De Hong Sang-Soo, on sait qu’il est un des rares auteurs récents à avoir renouvelé le champ d’un cinéma asiatique rivé à ses réflexes de modernité selon divers axes (durée, silence, construction narrative) devenus marques de fabrique orientale. Chez lui, parole et nonchalance contrôlée, une certaine indolence prennent le contrôle des cadres en un retour de réel à la singularité absolue. La part la plus bouleversante de Conte de cinéma tient probablement à sa manière de porter à incandescence cette langueur stylistique sans pour autant, à aucun instant, témoigner du moindre essoufflement de la part d’un cinéaste dont la simplicité, justement, pourrait aisément faire suspecter une tendance à tourner en rond (rumeurs cannoises). Rien de plus dangereux pourtant que ce genre de récit en miroirs, première partie « fiction » (un film dans le film) et seconde partie « réel » (l’actrice du film dans le film censée retrouver la réalité), soit un aspect parabole et réflexion sur le cinéma assez artificiel en surface.
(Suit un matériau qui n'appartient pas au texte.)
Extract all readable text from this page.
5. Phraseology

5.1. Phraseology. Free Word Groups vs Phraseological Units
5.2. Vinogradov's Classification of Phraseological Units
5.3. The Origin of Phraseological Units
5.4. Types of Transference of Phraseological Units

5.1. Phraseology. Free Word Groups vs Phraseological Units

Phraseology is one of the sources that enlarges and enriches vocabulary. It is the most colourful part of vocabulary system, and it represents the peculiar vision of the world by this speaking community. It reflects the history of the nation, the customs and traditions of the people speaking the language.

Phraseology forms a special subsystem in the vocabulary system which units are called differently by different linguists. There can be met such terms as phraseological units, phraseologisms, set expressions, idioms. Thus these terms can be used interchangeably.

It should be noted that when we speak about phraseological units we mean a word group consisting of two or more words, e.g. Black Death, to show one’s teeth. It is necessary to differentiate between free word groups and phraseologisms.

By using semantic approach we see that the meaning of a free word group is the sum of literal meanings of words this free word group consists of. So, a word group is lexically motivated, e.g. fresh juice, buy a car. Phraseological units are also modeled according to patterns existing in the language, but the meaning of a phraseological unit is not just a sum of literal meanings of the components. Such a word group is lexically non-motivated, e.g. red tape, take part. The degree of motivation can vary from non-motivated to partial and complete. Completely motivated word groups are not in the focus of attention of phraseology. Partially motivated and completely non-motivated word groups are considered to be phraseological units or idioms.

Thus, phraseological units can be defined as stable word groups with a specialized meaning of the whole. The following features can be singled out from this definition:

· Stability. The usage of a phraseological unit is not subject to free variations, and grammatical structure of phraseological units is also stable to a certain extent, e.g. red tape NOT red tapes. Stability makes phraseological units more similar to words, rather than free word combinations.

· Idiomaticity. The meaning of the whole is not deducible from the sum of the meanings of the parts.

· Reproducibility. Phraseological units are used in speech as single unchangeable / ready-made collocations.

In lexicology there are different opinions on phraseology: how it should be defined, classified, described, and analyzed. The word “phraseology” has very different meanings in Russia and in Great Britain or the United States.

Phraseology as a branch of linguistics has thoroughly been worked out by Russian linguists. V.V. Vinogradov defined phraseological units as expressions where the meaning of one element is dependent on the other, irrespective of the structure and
D’une certaine manière, Conte de cinéma tire sa force d’une qualité équivalente à celle de l’autre grand film de la semaine (et de l’année bien sûr), A History of violence de Cronenberg : chacun dure à peine plus d’une heure trente et joue d’une modestie et d’une sensibilité qui, à partir d’un matériau a priori banal, se transcendent en une sorte de superpouvoir originel de mise en scène. La douceur et l’exceptionnelle finesse avec laquelle Hong Sang-Soo traite son personnage féminin principal, étudiante suicidaire ou starlette éplorée par la maladie de son mentor, tient en quelques lignes : scènes qui se dédoublent pour trouver résolution dans une étreinte sublime (avec le réalisateur raté, dans la seconde partie), filmage anodin d’un détail qui grossit à mesure que le film progresse (une ruelle, un aspect du décor urbain), sens de la suspension guidant chacun des personnages en un cheminement musical et gracieux qui ne se départit jamais de sa puissance d’évocation réaliste. La maîtrise du temps est l’autre grande force de Hong Sang-soo, capable de moduler sur quelques jours une infinité d’histoires potentielles : la multiplicité des personnages du repas des techniciens, au cœur du film, où chacun existe le temps de quelques minutes ou échange de paroles, en est le plus bel exemple.

Autre prodige, une virtuosité à passer du glauque à l’enchanté qui tient dans les dispositifs les plus simples : l’utilisation du zoom et du recadrage par exemple, honnie par la sophistication, trouve ici une forme quasi-rituelle, ré-enclenchant constamment le sens profond des scènes (l’importance de la grande tour de Séoul notamment). Il y a là une manière de filmer l’espace urbain exceptionnellement poétique, dans ses lignes de pure intermittence (ruelles, trottoirs, fonds de bar ou de restaurant), le cœur du film se dessinant dans la marge ou les faubourgs de la fiction (ébriété et bavardages très rohmériens). Ceci est d’autant plus troublant que Hong a réalisé beaucoup de films ruraux ou provinciaux et que Séoul, malgré la vitalité du cinéma coréen, demeure une ville largement méconnue du paysage cinématographique. Dès lors, l’intimité et la sensualité avec laquelle apparaît la mégalopole n’est pas le moindre des charmes de ce film bouleversant.